Resuming my series of posts on important moments in the history of language, today I give you the genesis and legacy of the word “quisling.” This is a relatively recent term, and means “traitor,” and it is definitely not a complement.
Quisling began as a riff off of the surname of the Norweigen politician named Vidkun Quisling (d 1945), who collaborated with the Nazis and led a puppet regime in Norway.
Wikipedia’s biography of Vidkun is fascinating, and cites work by the Norwegian sociologist Johan Galtung stating that the OG Quisling was “a mini-Hitler with a CMT (chosenness-myth-trauma) complex” and a “dictator and a clown on the wrong stage with the wrong script”.

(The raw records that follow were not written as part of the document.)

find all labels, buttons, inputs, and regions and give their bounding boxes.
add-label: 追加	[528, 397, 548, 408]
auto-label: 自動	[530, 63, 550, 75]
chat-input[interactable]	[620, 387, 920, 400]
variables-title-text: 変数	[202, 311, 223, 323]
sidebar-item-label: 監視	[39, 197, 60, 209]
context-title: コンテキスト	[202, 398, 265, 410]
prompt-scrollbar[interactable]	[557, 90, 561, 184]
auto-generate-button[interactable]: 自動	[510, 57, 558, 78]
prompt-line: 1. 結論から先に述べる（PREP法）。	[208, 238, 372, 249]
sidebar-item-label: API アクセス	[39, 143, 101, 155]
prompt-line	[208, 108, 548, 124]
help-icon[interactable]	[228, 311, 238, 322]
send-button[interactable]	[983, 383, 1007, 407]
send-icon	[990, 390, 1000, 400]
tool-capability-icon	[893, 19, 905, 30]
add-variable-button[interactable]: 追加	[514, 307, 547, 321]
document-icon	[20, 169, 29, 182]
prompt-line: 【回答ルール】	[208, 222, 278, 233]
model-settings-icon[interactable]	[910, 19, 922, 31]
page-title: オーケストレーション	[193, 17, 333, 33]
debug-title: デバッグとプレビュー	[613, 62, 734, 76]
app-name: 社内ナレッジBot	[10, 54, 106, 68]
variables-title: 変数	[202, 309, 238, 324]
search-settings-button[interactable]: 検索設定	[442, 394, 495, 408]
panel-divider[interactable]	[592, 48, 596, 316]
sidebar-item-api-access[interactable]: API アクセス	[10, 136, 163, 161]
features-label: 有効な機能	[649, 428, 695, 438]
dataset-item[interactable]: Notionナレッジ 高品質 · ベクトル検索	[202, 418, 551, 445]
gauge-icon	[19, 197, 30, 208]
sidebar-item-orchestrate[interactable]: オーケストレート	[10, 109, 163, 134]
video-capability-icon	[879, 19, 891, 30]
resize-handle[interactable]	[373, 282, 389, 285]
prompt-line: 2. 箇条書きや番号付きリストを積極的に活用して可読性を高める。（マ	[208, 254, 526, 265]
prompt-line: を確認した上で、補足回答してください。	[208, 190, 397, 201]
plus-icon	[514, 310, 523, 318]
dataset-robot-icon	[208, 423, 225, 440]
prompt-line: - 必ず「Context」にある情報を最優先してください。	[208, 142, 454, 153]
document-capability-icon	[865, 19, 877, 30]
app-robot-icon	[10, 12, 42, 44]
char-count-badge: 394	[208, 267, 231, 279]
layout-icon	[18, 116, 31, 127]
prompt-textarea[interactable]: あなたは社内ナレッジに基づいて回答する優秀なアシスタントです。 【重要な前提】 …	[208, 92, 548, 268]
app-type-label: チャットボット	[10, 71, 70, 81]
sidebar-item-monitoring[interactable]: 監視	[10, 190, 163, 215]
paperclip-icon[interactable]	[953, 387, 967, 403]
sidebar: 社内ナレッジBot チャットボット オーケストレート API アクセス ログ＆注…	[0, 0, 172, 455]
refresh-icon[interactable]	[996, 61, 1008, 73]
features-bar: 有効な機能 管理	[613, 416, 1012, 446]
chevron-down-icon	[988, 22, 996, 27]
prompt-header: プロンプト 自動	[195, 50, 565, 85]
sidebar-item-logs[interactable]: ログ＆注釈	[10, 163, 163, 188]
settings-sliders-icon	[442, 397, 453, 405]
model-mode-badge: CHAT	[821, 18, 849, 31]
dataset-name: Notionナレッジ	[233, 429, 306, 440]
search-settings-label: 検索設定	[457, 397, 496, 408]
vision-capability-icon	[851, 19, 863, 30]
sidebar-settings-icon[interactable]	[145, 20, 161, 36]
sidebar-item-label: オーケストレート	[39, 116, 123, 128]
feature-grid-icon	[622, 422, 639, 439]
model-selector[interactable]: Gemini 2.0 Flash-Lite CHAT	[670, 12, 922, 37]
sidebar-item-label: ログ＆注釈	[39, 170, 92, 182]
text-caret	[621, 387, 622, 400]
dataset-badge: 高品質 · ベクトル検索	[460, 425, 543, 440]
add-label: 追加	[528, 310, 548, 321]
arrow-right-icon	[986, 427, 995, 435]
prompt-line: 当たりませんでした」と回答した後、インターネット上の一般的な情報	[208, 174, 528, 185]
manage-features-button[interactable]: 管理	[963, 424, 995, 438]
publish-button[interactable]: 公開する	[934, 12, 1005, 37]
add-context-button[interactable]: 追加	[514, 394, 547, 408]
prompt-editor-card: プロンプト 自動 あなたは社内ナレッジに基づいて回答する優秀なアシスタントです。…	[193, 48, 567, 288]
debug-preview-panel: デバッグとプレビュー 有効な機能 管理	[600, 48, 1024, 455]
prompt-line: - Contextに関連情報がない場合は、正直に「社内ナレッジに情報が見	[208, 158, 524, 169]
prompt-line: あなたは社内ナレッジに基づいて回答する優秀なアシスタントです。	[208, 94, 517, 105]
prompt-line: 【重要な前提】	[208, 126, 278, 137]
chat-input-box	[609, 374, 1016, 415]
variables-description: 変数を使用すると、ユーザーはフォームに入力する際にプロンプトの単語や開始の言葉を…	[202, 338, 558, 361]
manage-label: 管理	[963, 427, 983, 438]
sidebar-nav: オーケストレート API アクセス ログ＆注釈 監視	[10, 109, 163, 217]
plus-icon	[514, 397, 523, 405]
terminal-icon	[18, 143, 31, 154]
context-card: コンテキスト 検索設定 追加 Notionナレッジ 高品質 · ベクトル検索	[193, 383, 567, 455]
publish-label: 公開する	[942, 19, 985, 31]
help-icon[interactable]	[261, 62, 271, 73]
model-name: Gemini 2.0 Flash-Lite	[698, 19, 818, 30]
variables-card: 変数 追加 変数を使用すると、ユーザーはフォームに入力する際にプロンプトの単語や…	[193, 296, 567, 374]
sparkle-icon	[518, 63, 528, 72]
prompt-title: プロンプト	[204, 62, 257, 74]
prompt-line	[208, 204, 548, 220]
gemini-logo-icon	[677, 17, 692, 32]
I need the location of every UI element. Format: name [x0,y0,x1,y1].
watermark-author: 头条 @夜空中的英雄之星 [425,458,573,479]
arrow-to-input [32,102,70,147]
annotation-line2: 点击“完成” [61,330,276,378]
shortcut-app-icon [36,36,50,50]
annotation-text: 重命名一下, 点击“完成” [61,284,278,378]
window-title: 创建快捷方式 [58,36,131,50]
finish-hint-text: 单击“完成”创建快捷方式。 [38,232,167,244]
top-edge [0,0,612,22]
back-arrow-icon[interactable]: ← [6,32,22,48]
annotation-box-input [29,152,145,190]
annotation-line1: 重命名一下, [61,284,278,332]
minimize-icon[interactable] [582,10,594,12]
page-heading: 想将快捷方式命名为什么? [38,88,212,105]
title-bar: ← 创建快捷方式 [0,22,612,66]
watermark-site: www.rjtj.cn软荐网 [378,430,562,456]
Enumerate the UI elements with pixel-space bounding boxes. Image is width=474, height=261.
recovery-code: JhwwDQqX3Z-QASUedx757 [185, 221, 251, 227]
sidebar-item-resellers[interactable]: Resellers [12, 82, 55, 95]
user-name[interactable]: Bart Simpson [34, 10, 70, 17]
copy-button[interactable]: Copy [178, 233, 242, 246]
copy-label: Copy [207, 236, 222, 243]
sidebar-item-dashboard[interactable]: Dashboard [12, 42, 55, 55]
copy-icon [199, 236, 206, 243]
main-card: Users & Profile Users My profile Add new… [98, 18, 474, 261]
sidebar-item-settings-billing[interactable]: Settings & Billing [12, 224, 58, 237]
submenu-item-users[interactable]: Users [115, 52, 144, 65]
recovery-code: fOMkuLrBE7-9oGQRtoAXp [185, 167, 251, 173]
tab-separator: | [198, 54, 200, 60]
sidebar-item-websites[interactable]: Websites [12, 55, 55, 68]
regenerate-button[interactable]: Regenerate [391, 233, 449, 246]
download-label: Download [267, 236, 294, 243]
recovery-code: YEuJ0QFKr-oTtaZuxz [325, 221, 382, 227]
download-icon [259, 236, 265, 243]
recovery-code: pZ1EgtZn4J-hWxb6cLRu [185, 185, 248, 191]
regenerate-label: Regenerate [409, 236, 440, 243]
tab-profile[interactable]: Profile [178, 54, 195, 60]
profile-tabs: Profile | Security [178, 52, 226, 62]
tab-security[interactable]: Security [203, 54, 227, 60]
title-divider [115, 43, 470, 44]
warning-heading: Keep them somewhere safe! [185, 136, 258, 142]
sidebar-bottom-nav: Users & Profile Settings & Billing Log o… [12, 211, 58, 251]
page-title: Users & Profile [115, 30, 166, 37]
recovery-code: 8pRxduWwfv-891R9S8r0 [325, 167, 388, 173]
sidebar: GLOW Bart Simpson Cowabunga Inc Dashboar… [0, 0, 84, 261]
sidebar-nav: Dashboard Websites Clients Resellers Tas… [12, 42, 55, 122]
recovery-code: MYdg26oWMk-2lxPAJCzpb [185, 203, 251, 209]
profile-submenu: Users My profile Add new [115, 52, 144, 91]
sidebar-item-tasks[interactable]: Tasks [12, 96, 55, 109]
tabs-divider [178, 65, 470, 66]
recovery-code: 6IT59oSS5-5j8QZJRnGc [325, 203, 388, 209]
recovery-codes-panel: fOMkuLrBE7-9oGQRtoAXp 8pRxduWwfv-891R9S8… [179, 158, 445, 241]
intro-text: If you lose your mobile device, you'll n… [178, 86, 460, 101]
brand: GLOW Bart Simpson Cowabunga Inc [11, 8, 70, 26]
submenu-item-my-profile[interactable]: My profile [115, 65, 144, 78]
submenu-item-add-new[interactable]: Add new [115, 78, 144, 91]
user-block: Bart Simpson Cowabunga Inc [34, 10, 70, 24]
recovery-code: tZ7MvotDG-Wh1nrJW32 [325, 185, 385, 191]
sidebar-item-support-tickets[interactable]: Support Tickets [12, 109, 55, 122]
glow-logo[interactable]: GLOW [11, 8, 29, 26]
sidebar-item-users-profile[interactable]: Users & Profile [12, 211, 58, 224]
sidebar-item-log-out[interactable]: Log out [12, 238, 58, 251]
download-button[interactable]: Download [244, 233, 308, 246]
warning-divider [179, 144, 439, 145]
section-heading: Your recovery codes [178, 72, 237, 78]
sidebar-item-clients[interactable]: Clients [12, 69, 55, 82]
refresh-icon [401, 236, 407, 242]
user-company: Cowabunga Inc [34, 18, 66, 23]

Quisling was arrrested and tried after WWII ended, and was charged for “conspiring with Hitler over the invasion and occupation of Norway”. He was convicted and executed by firing squad. After a British newspaper ran a headline in 1940 entitled “Quislings Everywhere,” his name was ensconced in the English language to mean “traitor”.
Fun fact that fits in with Quisling’s narcissist and grandiose personality: he lived in a mansion he called “Grimle” which in Norse mythology was a place survivors of the end-timey battle Ragnarök dwelt. The homestead is now a Holocaust Museum.
Source(s): Wikipedia. “What exactly is a Quisling?” Jan 12, 2019, Neil Shipley, _Watching the Swedes_.